Ultimately the goal should be to create consensus between our own and our child`s needs and desires, rather than compromise. Consensus means that every one’s needs are considered and a higher way is creatively revealed that serves the interests, needs and desires of everyone concerned. Often this solution serves better than we could have even imagined or hoped for!

The truth is that this new mindset can be hard when either work or the needs of our children are  currently dominating our attention.

The way through it is being willing to see another way.  Have faith, ask for help and take action in the direction of your desires- and trust that spirit will meet you there.
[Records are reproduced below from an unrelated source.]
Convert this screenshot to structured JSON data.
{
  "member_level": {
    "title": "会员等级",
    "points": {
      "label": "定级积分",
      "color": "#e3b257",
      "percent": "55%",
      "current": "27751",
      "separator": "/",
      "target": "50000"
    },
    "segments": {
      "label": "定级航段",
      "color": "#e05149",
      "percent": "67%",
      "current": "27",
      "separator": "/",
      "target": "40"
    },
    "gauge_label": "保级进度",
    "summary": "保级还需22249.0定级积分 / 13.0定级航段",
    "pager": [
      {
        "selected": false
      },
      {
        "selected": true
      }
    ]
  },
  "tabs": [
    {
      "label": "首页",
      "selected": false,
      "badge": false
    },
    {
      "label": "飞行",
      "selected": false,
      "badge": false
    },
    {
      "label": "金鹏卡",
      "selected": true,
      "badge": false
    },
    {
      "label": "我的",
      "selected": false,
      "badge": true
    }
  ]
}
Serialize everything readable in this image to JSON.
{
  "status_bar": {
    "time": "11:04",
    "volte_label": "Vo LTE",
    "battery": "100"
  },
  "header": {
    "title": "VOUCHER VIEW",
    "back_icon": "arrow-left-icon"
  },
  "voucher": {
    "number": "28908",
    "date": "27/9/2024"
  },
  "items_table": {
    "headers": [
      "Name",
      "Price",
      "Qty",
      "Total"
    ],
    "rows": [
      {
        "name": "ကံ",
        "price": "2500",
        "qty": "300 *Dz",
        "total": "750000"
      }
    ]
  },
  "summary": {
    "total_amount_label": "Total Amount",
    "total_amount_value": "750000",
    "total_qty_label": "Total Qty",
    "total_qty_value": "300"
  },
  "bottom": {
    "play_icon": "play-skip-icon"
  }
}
Action is the key though- remember we live in a physical world. Cause and effect are forces that we must embrace if we want to consciously create our lives. The minute we start seeing ourselves as a victim and not using our own power ‘to cause’, all that we have worked so hard to create comes undone.

God/dess works through people, so the help you need will come as an opportunity to take someone else up on their offer- but you have to take them up on it for it to help (you have to be willing to say yes to it, even without seeing the how or the means by which you can have it- that is what faith is).

We are not in an easy place as mothers today living in a world that is not structured to support mothers (or children) to live to their fullest potential. There are so many voices telling us that it is either /or. Either stay at home and be a lovely nurturing fairy princess mommy or go out into the world and conquer it in your combat boots.

We must rise up as women and say enough is enough if we are going to create a blueprint for a new way of mothering and embody a feminine  way of working so that our daughters are not left also with the belief that they must either martyr themselves to motherhood -or feel like they have to choose between being a self actualized woman or nurturing their children optimally on all levels.

What aspect of your life as a self actualizing woman and mother do you want transcend the either /or mentality and recreate it from a both/and consciousness?